Graphics(B-): Graphics are actually the high point of this game. Character models for the most part look next-gen, with Hellboy once again being the highlight of the graphics department. He looks very menacing, has piercing red eyes, and much detail has gone into the overall look of his body as far as muscles go. Environments are nothing special, there are a few nice lighting effects here and there, but much more could have been done to make the environments more inviting, such as more parts of the environment being available to destroy. As it stands, the environments look like they were taken from games on the original xbox.
Gameplay/Controls(C-): The game is a beat-em up, which basically comes down to mashing buttons to defeat your enemies, primarily in this case the X-button will end up being your button of choice. You can do other combos by mixing the X and Y buttons together, but they are not really neccesary or fun to do. There are also finishers that you can perform on both small and large enemies by grappling them with the RT button and by pressing the B button, but the only time that you will need to use them in order to progress through the game is during some boss fights, that is it.
Boss fights themselves are boring and unintersting, and really require no other strategy to them other than mashing on the X button until the enemy is stunned, then do a finishing move, then the fight ends. Even though the fighting is dull and repetitive, it is quite easy to understand. You can also use your gun by pressing the LB button to shoot at your enemies, and the RB button to select different types of ammo that you will find throughout the game. The different types of ammo include a spread shot, a power shot, a grenade shot, a flame shot, a crystal shot, etc. You really do not need to use your guns that much throughout the game, other than to shoot an object to open it, to break through a wall, etc.

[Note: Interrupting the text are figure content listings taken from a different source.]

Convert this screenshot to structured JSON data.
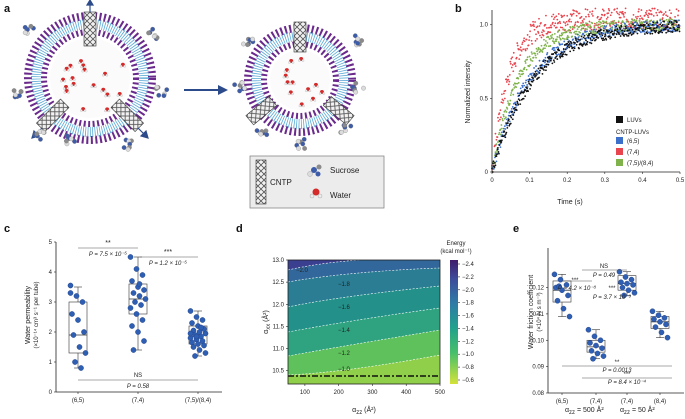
{
  "panel_labels": {
    "a": "a",
    "b": "b",
    "c": "c",
    "d": "d",
    "e": "e"
  },
  "panel_a": {
    "legend": {
      "cntp": "CNTP",
      "sucrose": "Sucrose",
      "water": "Water"
    }
  },
  "chart_data": [
    {
      "id": "b",
      "type": "scatter",
      "xlabel": "Time (s)",
      "ylabel": "Normalized intensity",
      "xlim": [
        0,
        0.5
      ],
      "ylim": [
        0,
        1.1
      ],
      "xticks": [
        "0",
        "0.1",
        "0.2",
        "0.3",
        "0.4",
        "0.5"
      ],
      "yticks": [
        "0",
        "0.5",
        "1.0"
      ],
      "legend_title": "CNTP-LUVs",
      "series": [
        {
          "name": "LUVs",
          "color": "#111111",
          "tau": 0.11
        },
        {
          "name": "(6,5)",
          "color": "#3b6fc9",
          "tau": 0.1
        },
        {
          "name": "(7,4)",
          "color": "#e8454e",
          "tau": 0.045
        },
        {
          "name": "(7,5)/(8,4)",
          "color": "#7fb24a",
          "tau": 0.07
        }
      ]
    },
    {
      "id": "c",
      "type": "box",
      "ylabel_main": "Water permeability",
      "ylabel_unit": "(×10⁻¹⁴ cm³ s⁻¹ per tube)",
      "ylim": [
        0,
        5
      ],
      "yticks": [
        "0",
        "1",
        "2",
        "3",
        "4",
        "5"
      ],
      "categories": [
        "(6,5)",
        "(7,4)",
        "(7,5)/(8,4)"
      ],
      "boxes": [
        {
          "q1": 1.3,
          "median": 1.9,
          "q3": 3.0,
          "min": 0.8,
          "max": 3.5,
          "points": [
            3.55,
            3.2,
            3.0,
            2.6,
            2.4,
            2.0,
            1.9,
            1.5,
            1.3,
            1.0,
            0.8,
            3.3
          ]
        },
        {
          "q1": 2.6,
          "median": 3.1,
          "q3": 3.6,
          "min": 1.4,
          "max": 4.5,
          "points": [
            4.5,
            4.1,
            3.9,
            3.7,
            3.5,
            3.4,
            3.3,
            3.2,
            3.1,
            3.0,
            2.9,
            2.8,
            2.6,
            2.4,
            2.2,
            2.0,
            1.7,
            1.4,
            3.6
          ]
        },
        {
          "q1": 1.6,
          "median": 1.9,
          "q3": 2.2,
          "min": 1.2,
          "max": 2.7,
          "points": [
            2.7,
            2.5,
            2.4,
            2.3,
            2.2,
            2.1,
            2.05,
            2.0,
            1.95,
            1.9,
            1.85,
            1.8,
            1.75,
            1.7,
            1.65,
            1.6,
            1.55,
            1.5,
            1.4,
            1.3,
            1.2,
            2.15,
            1.95,
            1.85
          ]
        }
      ],
      "annotations": [
        {
          "stars": "**",
          "p": "P = 7.5 × 10⁻⁵"
        },
        {
          "stars": "***",
          "p": "P = 1.2 × 10⁻⁵"
        },
        {
          "stars": "NS",
          "p": "P = 0.58"
        }
      ]
    },
    {
      "id": "d",
      "type": "heatmap",
      "xlabel": "α",
      "xlabel_sub": "zz",
      "xlabel_unit": " (Å²)",
      "ylabel": "α",
      "ylabel_sub": "xx",
      "ylabel_unit": " (Å²)",
      "xlim": [
        50,
        500
      ],
      "ylim": [
        10.2,
        13.0
      ],
      "xticks": [
        "100",
        "200",
        "300",
        "400",
        "500"
      ],
      "yticks": [
        "10.5",
        "11.0",
        "11.5",
        "12.0",
        "12.5",
        "13.0"
      ],
      "colorbar_title": "Energy",
      "colorbar_unit": "(kcal mol⁻¹)",
      "colorbar_ticks": [
        "−2.4",
        "−2.2",
        "−2.0",
        "−1.8",
        "−1.6",
        "−1.4",
        "−1.2",
        "−1.0",
        "−0.8",
        "−0.6"
      ],
      "contour_labels": [
        "−2.0",
        "−1.8",
        "−1.6",
        "−1.4",
        "−1.2",
        "−1.0"
      ],
      "dashed_line_y": 10.3
    },
    {
      "id": "e",
      "type": "box",
      "ylabel_main": "Water friction coefficient",
      "ylabel_unit": "(×10⁴ N s m⁻³)",
      "ylim": [
        0.08,
        0.135
      ],
      "yticks": [
        "0.08",
        "0.09",
        "0.10",
        "0.11",
        "0.12"
      ],
      "categories": [
        "(6,5)",
        "(7,4)",
        "(7,4)",
        "(8,4)"
      ],
      "group_labels": [
        "α",
        "zz",
        " = 500 Å²",
        "α",
        "zz",
        " = 50 Å²"
      ],
      "boxes": [
        {
          "q1": 0.1145,
          "median": 0.119,
          "q3": 0.1225,
          "min": 0.109,
          "max": 0.125,
          "points": [
            0.125,
            0.123,
            0.121,
            0.12,
            0.119,
            0.117,
            0.115,
            0.112,
            0.109,
            0.1205
          ]
        },
        {
          "q1": 0.0955,
          "median": 0.0975,
          "q3": 0.1,
          "min": 0.093,
          "max": 0.104,
          "points": [
            0.104,
            0.1015,
            0.1,
            0.099,
            0.098,
            0.097,
            0.096,
            0.095,
            0.094,
            0.093
          ]
        },
        {
          "q1": 0.119,
          "median": 0.1215,
          "q3": 0.1245,
          "min": 0.117,
          "max": 0.126,
          "points": [
            0.126,
            0.124,
            0.123,
            0.122,
            0.1215,
            0.121,
            0.12,
            0.119,
            0.118,
            0.117
          ]
        },
        {
          "q1": 0.1045,
          "median": 0.107,
          "q3": 0.109,
          "min": 0.101,
          "max": 0.111,
          "points": [
            0.111,
            0.1095,
            0.1085,
            0.108,
            0.107,
            0.106,
            0.105,
            0.103,
            0.101
          ]
        }
      ],
      "annotations": [
        {
          "stars": "NS",
          "p": "P = 0.49"
        },
        {
          "stars": "***",
          "p": "P = 4.2 × 10⁻⁸"
        },
        {
          "stars": "***",
          "p": "P = 3.7 × 10⁻⁹"
        },
        {
          "stars": "**",
          "p": "P = 0.0013"
        },
        {
          "stars": "***",
          "p": "P = 8.4 × 10⁻⁴"
        }
      ]
    }
  ]
}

You can also use Hellboy’s fists to break through walls, open up certain areas, light torches to burn down obstacles, but that is about it. All of these actions can be performed by locking onto something with the RT button, then pressing the X button to perform the action. These action promps do not occur that often throughout the game, leaving you wondering why they were put there in the first place.
The biggest dissapointment in the gameplay department is the camera positioned on Hellboy. The camera places Hellboy in a fixed perspective point of view, making it hard for you to see where enemies are coming from, judge distances between certain gaps where you have to jump, where an enemy is during a boss fight, etc. The fact that you cannot adjust the view at all is very dissapointing and frustrating. By simply allowing players to adjust the view, alot more parts of this game could have been easier to complete.
Replay Value (D-) : Other than completing the maing quest, which only consists of six levels, there is not much else to do. You can play through the game again either alone or online with a friend to complete certain tasks in order to gain achievements, such as kill a certain amounts of enemies with a certain weapon, find artifacts, etc., but that is about it. Some unlockable costumes or new weapons might have given gamers a reason to play through the game one more time, but sadly they are nowhere to be found, a major dissapointment.
Overall (D): While the nostalgia of playing as Hellboy and smashing your way through enemies and obstacles can be fun for about an hour or so, the fun wears off pretty quickly. With bad camera angles, unintersting boss fights, decent dialogue, repetitive gameplay, and a disjointed story, this is a game that you should definitely pass on. The only reason I gave it a D instead of an F is because you do receive a free movie ticket to see the new Hellboy movie when you buy the game.
Give it a rent if you are looking for an easy way to gain achievement points, otherwise, just do not bother playing it at all.